La plus grande partie de ce dossier a été rédigée vers 2005-2008, à l’époque où je partageais ces infos confidentiellement avec les élèves de mes séminaires appelés alors « audits nutritionnels » (désormais « Profilage Alimentaire », formations animées par Maya Dedecker, ma remplaçante). Depuis lors, les youtubeurs, médecins ou pas, et les blogueurs font florès sur le ouaibe. On trouve mille et un conseilleurs sur le sujet des hormones féminines bio-identiques, tous plus convaincants les uns que les autres (généralement dans la sphère anglophone, USA, Canada, etc.). Il existe désormais des groupes d’internautes francophones qui partagent les données sur les hormones bio-dentiques,ce qui manquait en 2005. Mon discours ne sera pas une resucée, puisque j'imbrique nutri, hygiène de vie et hormones et que j'oriente le discours autour du profilage, càd l'individualisation fine de tout protocole (quasi un oxymore...).
Voilà pourquoi votre fille n'est pas muette et pourquoi, profane très curieuse, je me permettrai un dossier sur les hormones bio-identiques, en particulier la progestérone.
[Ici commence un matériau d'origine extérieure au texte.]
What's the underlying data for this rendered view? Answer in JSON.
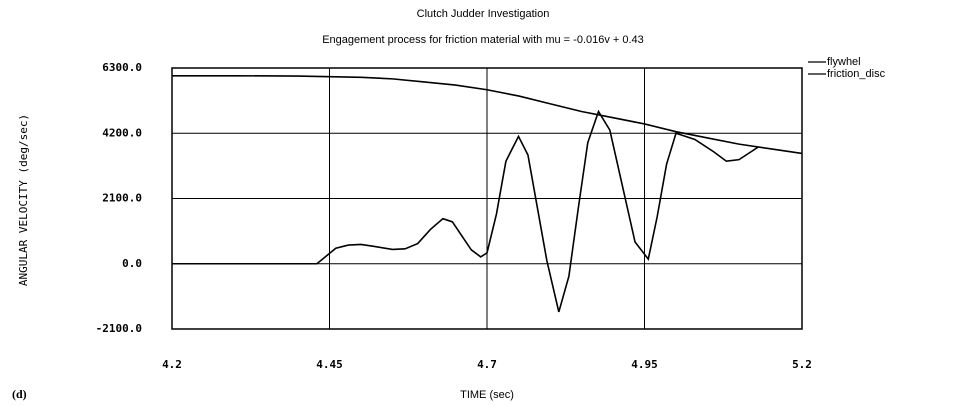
{
  "chart_data": {
    "type": "line",
    "title": "Clutch Judder Investigation",
    "subtitle": "Engagement process for friction material with  mu = -0.016v + 0.43",
    "x_label": "TIME (sec)",
    "y_label": "ANGULAR VELOCITY (deg/sec)",
    "annotation": "(d)",
    "xlim": [
      4.2,
      5.2
    ],
    "xticks": [
      4.2,
      4.45,
      4.7,
      4.95,
      5.2
    ],
    "ylim": [
      -2100,
      6300
    ],
    "yticks": [
      {
        "value": -2100,
        "label": "-2100.0"
      },
      {
        "value": 0,
        "label": "0.0"
      },
      {
        "value": 2100,
        "label": "2100.0"
      },
      {
        "value": 4200,
        "label": "4200.0"
      },
      {
        "value": 6300,
        "label": "6300.0"
      }
    ],
    "grid": true,
    "legend": "right",
    "series": [
      {
        "name": "flywhel",
        "color": "#000000",
        "x": [
          4.2,
          4.3,
          4.4,
          4.5,
          4.55,
          4.6,
          4.65,
          4.7,
          4.75,
          4.8,
          4.85,
          4.9,
          4.95,
          5.0,
          5.05,
          5.1,
          5.15,
          5.2
        ],
        "values": [
          6050,
          6050,
          6040,
          6000,
          5950,
          5850,
          5750,
          5600,
          5400,
          5150,
          4900,
          4700,
          4500,
          4250,
          4050,
          3850,
          3700,
          3550
        ]
      },
      {
        "name": "friction_disc",
        "color": "#000000",
        "x": [
          4.2,
          4.43,
          4.445,
          4.46,
          4.48,
          4.5,
          4.52,
          4.55,
          4.57,
          4.59,
          4.61,
          4.63,
          4.645,
          4.66,
          4.675,
          4.69,
          4.7,
          4.715,
          4.73,
          4.75,
          4.765,
          4.78,
          4.795,
          4.814,
          4.83,
          4.845,
          4.86,
          4.877,
          4.895,
          4.915,
          4.935,
          4.956,
          4.97,
          4.985,
          5.0,
          5.03,
          5.06,
          5.08,
          5.1,
          5.13
        ],
        "values": [
          0,
          0,
          250,
          500,
          600,
          620,
          560,
          460,
          480,
          650,
          1100,
          1450,
          1350,
          900,
          450,
          220,
          350,
          1600,
          3300,
          4100,
          3500,
          1800,
          100,
          -1550,
          -400,
          1800,
          3900,
          4900,
          4300,
          2500,
          700,
          150,
          1500,
          3200,
          4200,
          4000,
          3600,
          3300,
          3350,
          3750
        ]
      }
    ]
  }
}
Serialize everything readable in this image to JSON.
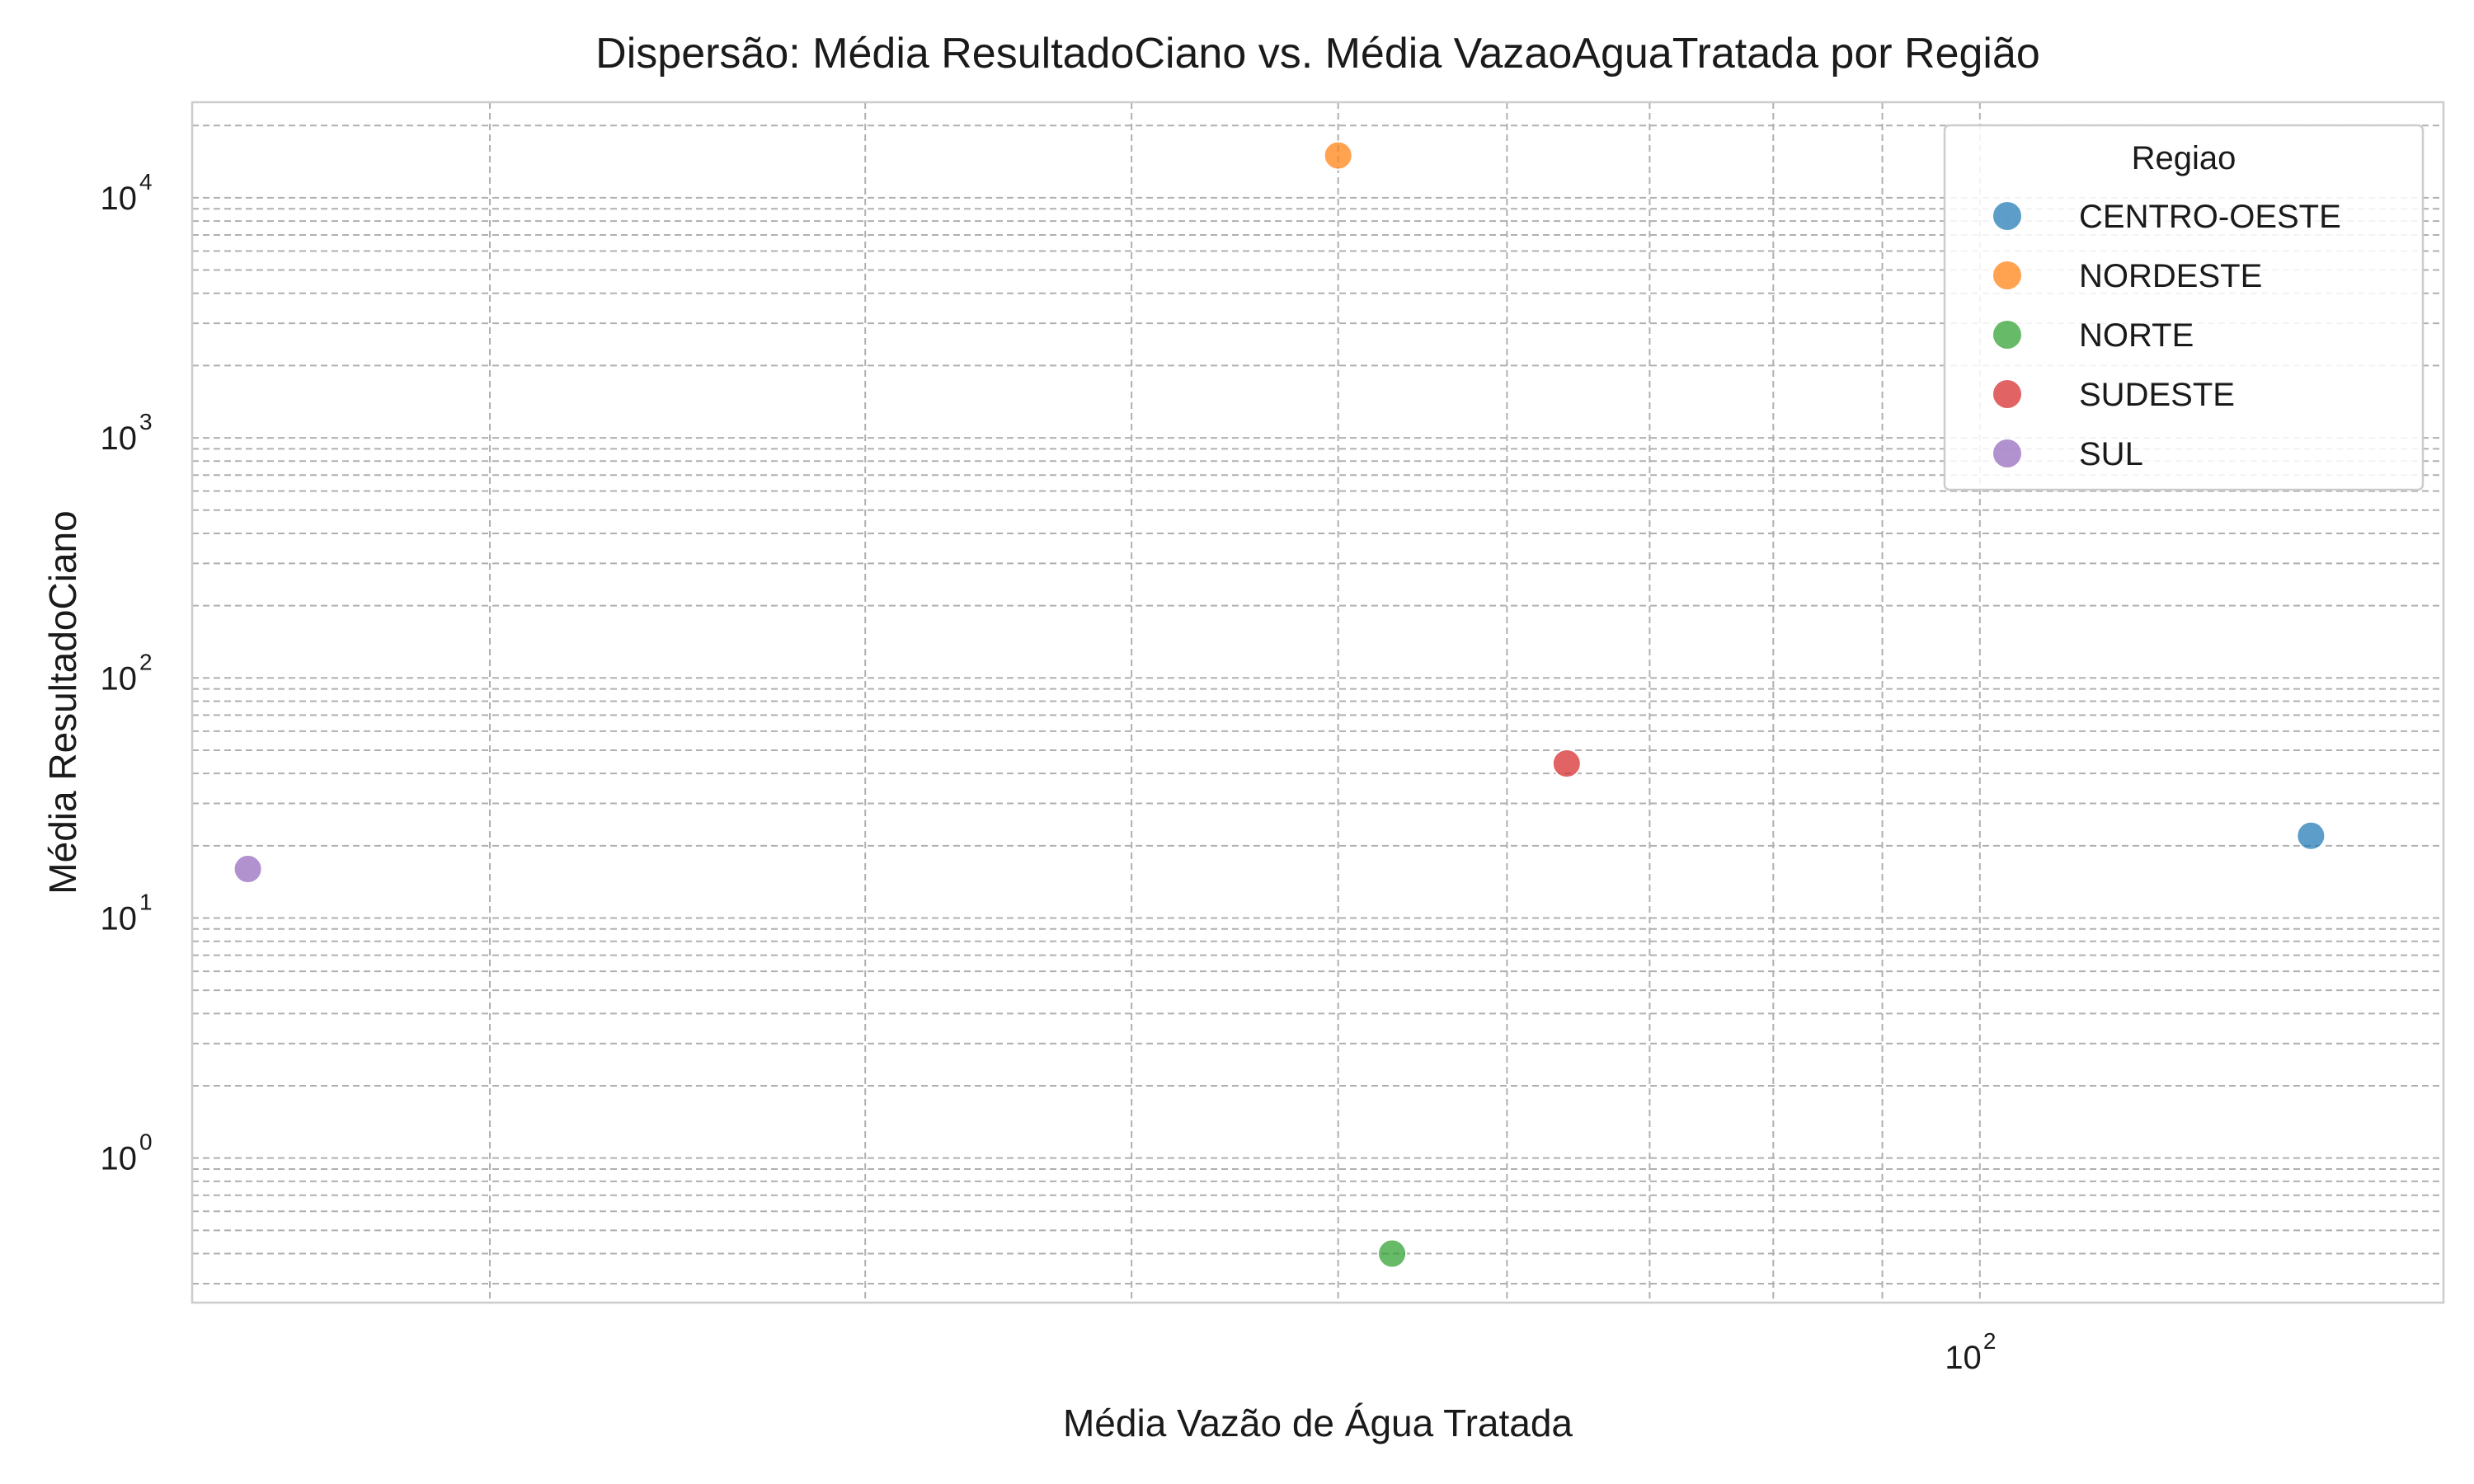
{
  "chart_data": {
    "type": "scatter",
    "title": "Dispersão: Média ResultadoCiano vs. Média VazaoAguaTratada por Região",
    "xlabel": "Média Vazão de Água Tratada",
    "ylabel": "Média ResultadoCiano",
    "x_scale": "log",
    "y_scale": "log",
    "xlim": [
      14.5,
      165
    ],
    "ylim": [
      0.25,
      25000
    ],
    "x_major_ticks": [
      {
        "value": 100,
        "base": "10",
        "exp": "2"
      }
    ],
    "y_major_ticks": [
      {
        "value": 1,
        "base": "10",
        "exp": "0"
      },
      {
        "value": 10,
        "base": "10",
        "exp": "1"
      },
      {
        "value": 100,
        "base": "10",
        "exp": "2"
      },
      {
        "value": 1000,
        "base": "10",
        "exp": "3"
      },
      {
        "value": 10000,
        "base": "10",
        "exp": "4"
      }
    ],
    "grid": true,
    "grid_style": "dashed",
    "legend": {
      "title": "Regiao",
      "placement": "top-right"
    },
    "series": [
      {
        "name": "CENTRO-OESTE",
        "color": "#1f77b4",
        "x": [
          143
        ],
        "y": [
          22
        ]
      },
      {
        "name": "NORDESTE",
        "color": "#ff7f0e",
        "x": [
          50
        ],
        "y": [
          15000
        ]
      },
      {
        "name": "NORTE",
        "color": "#2ca02c",
        "x": [
          53
        ],
        "y": [
          0.4
        ]
      },
      {
        "name": "SUDESTE",
        "color": "#d62728",
        "x": [
          64
        ],
        "y": [
          44
        ]
      },
      {
        "name": "SUL",
        "color": "#9467bd",
        "x": [
          15.4
        ],
        "y": [
          16
        ]
      }
    ]
  }
}
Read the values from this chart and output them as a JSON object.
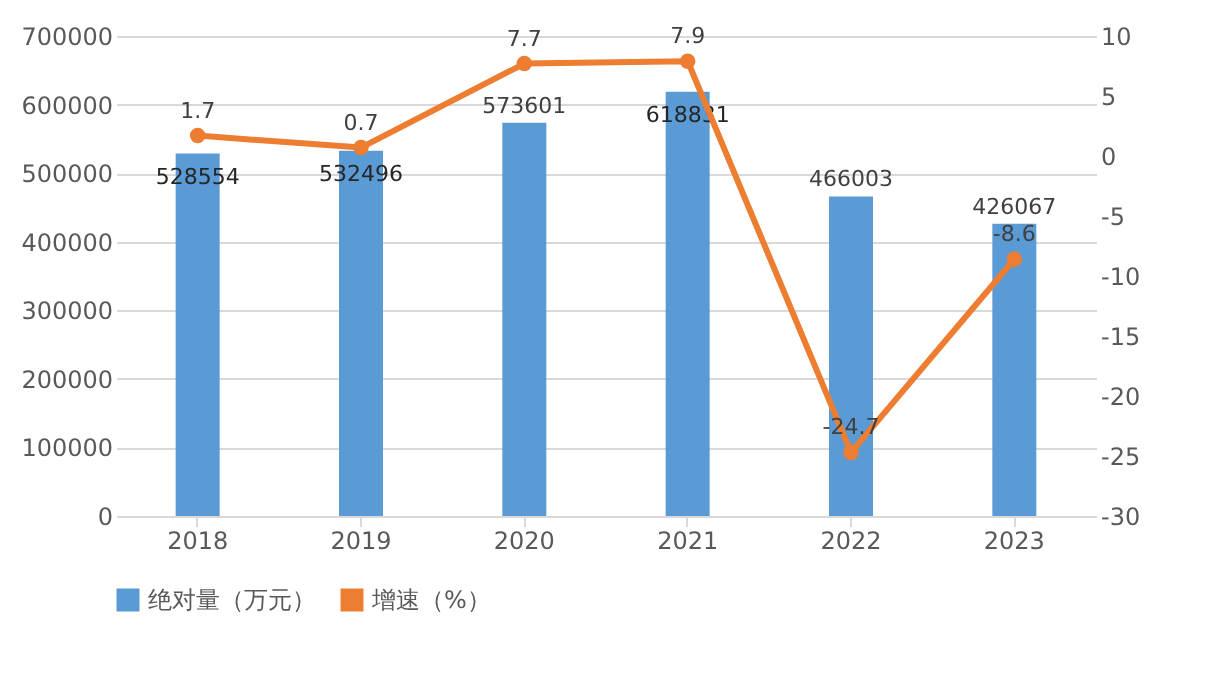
{
  "chart_data": {
    "type": "bar",
    "categories": [
      "2018",
      "2019",
      "2020",
      "2021",
      "2022",
      "2023"
    ],
    "series": [
      {
        "name": "绝对量（万元）",
        "type": "bar",
        "color": "#5b9bd5",
        "values": [
          528554,
          532496,
          573601,
          618831,
          466003,
          426067
        ]
      },
      {
        "name": "增速（%）",
        "type": "line",
        "axis": "y2",
        "color": "#ed7d31",
        "values": [
          1.7,
          0.7,
          7.7,
          7.9,
          -24.7,
          -8.6
        ]
      }
    ],
    "ylim": [
      0,
      700000
    ],
    "yticks": [
      0,
      100000,
      200000,
      300000,
      400000,
      500000,
      600000,
      700000
    ],
    "y2lim": [
      -30,
      10
    ],
    "y2ticks": [
      -30,
      -25,
      -20,
      -15,
      -10,
      -5,
      0,
      5,
      10
    ],
    "grid": "y",
    "legend": "bottom",
    "marker": "circle",
    "data_labels": true
  }
}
Ces quelques pages sur les circuits hormonaux qui peuvent défaillir ne sont écrites que pour partager ce que j’en connais, en tant que profane cultivée qui se prend pour un éducateur de rue du net — partager assez pour qu’on ne confonde pas un épuisement chronique avec une « simple » déficience en hormones féminines, assez pour qu’une femme victime de « carence » en progestérone puisse identifier le problème et en parler à son médecin. L’équilibrage des orages hormonaux installés sur la durée est du ressort d’un docteur, de préférence endocrinologue. Le bât blesse un chouïa ici, car il faudra trouver un spécialiste qui ne croit pas qu'à la ménopause on manque d'oestrogènes seulement et qui ne confond pas progestatifs de synthèse et progestérone bio-identique (voir les points 3.1 et 3.3). Cette dernière, bien dosée, est le traitement antistress le plus efficace chez les victimes d’endométriose ou de dominance œstrogénique et chez la plupart des femmes qui passent le cap de la ménopause.